Review: “Carol” de Todd Haynes

Adaptado do romance de Patricia Highsmith, publicado originalmente em 1952 sob o título “The Price of Salt” e pelo pseudônimo Claire Morgan, “Carol” conta a história de amor entre duas mulheres na Nova York dos anos 1950. Highsmith inspirou-se em uma mulher que ela conheceu enquanto trabalhou em uma loja de brinquedos, mas toda a narrativa romântica foi inspirada em um romance anterior que ela teve com uma mulher casada. Apesar desses elementos reais, “Carol” não precisa ser visto como autobiográfico.

A história começa com a jovem Therese trabalhando em uma loja de brinquedos de Nova York, onde avista a bela Carol que compra um presente de Natal com ela, mas esquece as luvas no balcão. O acidente faz com que as duas se aproximem, de uma maneira bastante inusitada. Carol é bem prafrentex. Ela está passando por um divórcio, onde o marido quer a custódia da filha, e as duas embarcam em uma viagem que irá romper com a relação platônica estabelecida entre elas.

Highsmith teve uma relação amorosa com a socialite Virginia Kent Catherwood, que durante os anos 1940 teve que enfrentar um duro divórcio onde fora investigada pelo marido por ter relações homossexuais. O romance entre as duas não durou muito. E quando Highsmith teve o breve encontro com uma mulher loira de casaco de pele na loja de brinquedos, ela misturou as duas personagens em uma e inventou Carol. A tal mulher da loja, Kathleen Senn, suicidou-se em 1951. Kent Catherwood também morreu prematuramente, em 1966, vítima de alcoolismo. Curiosamente, “The Price of Salt” fez bastante sucesso na época por ser um romance lésbico que não terminava em tragédia – como era costumeiro na literatura até então.

Não irei entregar spoilers, mas a relação de Therese e Carol não é muito complicada e realmente não termina em tragédia ou dramalhão. É uma história de amor realista e sincera. Infelizmente peca por não haver grandes eventos na história (fora uma certa reviravolta no segundo ato) e acaba não comovendo tanto quem espera uma história de amor daquelas bem cinematográficas. Quem quiser ver apenas um bom romance com pessoas normais em uma história normal, “Carol” poderá agradar.

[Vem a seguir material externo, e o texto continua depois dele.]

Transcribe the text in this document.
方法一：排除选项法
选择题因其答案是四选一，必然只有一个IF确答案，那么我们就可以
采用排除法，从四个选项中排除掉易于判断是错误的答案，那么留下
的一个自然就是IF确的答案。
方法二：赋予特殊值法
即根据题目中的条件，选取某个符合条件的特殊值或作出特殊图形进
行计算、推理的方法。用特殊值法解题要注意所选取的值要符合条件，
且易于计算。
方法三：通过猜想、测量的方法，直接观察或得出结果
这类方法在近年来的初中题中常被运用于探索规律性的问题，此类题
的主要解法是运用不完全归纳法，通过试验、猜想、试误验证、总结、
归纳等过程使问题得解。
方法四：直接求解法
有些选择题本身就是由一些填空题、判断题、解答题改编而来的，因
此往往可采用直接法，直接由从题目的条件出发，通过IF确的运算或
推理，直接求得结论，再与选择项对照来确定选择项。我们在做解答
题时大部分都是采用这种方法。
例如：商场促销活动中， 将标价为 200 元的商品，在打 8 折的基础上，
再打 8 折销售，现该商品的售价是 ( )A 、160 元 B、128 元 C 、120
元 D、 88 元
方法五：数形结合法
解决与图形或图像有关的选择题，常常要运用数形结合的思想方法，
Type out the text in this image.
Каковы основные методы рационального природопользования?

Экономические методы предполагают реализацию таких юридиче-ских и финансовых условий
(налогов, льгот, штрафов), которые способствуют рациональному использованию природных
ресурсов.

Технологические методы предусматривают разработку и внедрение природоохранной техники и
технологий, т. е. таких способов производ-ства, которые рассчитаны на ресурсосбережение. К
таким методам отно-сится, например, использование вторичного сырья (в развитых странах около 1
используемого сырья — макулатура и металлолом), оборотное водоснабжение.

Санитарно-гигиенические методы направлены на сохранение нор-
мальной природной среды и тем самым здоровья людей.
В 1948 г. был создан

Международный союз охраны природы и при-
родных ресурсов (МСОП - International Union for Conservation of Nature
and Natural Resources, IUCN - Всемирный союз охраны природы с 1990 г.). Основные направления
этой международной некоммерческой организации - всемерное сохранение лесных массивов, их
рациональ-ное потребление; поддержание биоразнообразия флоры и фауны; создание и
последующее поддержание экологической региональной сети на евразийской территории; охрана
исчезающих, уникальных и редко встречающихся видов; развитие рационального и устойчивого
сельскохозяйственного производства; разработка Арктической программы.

A direção é de Todd Haynes, de “Longe do Paraíso” e “Não Estou Lá”. Sua direção é muito boa, com algumas sequências inusitadas e conduzidas de maneira intencionalmente lenta. Como se o diretor quisesse que o público percebesse a leveza e beleza da história. Ele também utilizou muito a iluminação da cidade para criar enquadramentos interessantes. E muitas cenas atrás de vidros embaçados. Tenha ele buscado isso por mera estética, funcionou. Esteticamente, “Carol” é um filme estonteante.

O elenco é liderado por Rooney Mara como Therese e Cate Blanchett como Carol. Ambas muito bem. Blanchett não erra, ao menos eu ainda não a vi errar, e aqui ela dar um ar etéreo à personagem que talvez tenha sido exatamente aquilo que Highsmith viu na tal mulher da loja (segundo descrição da própria). Mara também está excelente como a insegura Theresa,dando um certo ar de Audrey Hepburn em sua ingenuidade. Adoravelmente perdida. Kyle Chandler e Sarah Paulson completam o elenco principal.